Thorne looked at Marius. He saw a small bitter smile on Marius's lips, and then Marius looked to him and nodded.
"I need no thanks from you," Thorne said.
Then he looked to Maharet who was weeping, her sister now holding tight to her arms, and pleading mutely with her to explain herself.
" Wergeld, my Maker," said Thorne. "As it was in my time, I exact the wergeld or payment for my own life, which you took when you made me a blood drinker. I take it through Santino's life, which I take beneath your roof."
"Yes, and against my will," Maharet cried. "You have done this terrible thing! And Marius, your own friend, has told you that I must rule here."
"If you would rule here, do it on your own," said Thorne. "Don't look to Marius to tell you how to do it. Ah, look at your precious distaff and spindle. How will you protect the Sacred Core if you have no strength to fight those who oppose you?"
She couldn't answer him, and he could see that Marius was angered, and that Mekare looked at him with menace.

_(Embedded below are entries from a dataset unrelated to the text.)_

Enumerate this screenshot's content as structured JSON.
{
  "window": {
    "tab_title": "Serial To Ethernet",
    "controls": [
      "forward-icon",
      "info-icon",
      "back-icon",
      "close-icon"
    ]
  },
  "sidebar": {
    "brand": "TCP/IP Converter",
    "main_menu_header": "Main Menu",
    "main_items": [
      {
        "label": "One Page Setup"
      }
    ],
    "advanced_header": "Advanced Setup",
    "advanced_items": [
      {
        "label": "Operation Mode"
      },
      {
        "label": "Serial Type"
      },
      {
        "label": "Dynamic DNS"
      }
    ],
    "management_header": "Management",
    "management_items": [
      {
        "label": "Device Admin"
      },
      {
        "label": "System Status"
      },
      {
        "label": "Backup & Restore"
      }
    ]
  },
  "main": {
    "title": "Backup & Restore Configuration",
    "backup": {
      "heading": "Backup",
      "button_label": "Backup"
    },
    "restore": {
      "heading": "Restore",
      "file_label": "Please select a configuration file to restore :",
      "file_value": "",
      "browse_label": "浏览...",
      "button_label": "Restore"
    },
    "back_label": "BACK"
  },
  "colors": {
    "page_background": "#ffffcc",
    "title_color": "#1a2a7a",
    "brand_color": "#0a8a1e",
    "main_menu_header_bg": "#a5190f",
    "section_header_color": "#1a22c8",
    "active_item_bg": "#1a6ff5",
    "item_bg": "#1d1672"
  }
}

He came towards Maharet, staring intently at her, at her smooth face which now bore no trace whatever of human life, the florid human eyes seemingly set within a sculpture.
"Would I had a knife," he said, "would I had a sword, would I had any weapon I could use against you." And then he did the only thing which he could do. He took her by the throat with both his hands and tried to topple her.
It was like holding fast to marble.
At once there came a frantic cry from her. He couldn't understand the words, but when her sister drew him back gently he knew it had been a warning for his sake. He reached out still with both hands, struggling to be free, but it was useless.
These two were unconquerable, either divided or together, it did not matter.
"Put an end to this, Thorne," cried Marius. "It's enough. She knows what's in your heart. You can't ask for more than this."
Maharet collapsed to her bench and there she sat crying, her sister at her side, Mekare's eyes fixed on Thorne warily.
Thorne could see that all of them were afraid of Mekare, but he was not, and when he thought of Santino again, when he looked at the black stain on the stones, he felt a good deep pleasure.
Then moving swiftly, he accosted the mute twin and whispered something hurried in her ear, meant only for her, wondering if she would get the sense of it.
Within a second he knew that she had. As Maharet watched in wonder
, Mekare forced him down on his knees. She clasped his face and turned it up. And then he felt her fingers plunge into the sockets of his eyes as she removed them.
"Yes, yes, this blessed darkness," he said, "and then the chains, I beg you, the chains. Otherwise do away with me."
Through Marius's mind, he could see the image of himself groping in blindness. He could see the blood flowing down his face. He could see Maharet as Mekare put the eyes into her head. He could see those two tall delicate women with their arms entangled, the one struggling but not enough and the other pressing for the deed to be accomplished.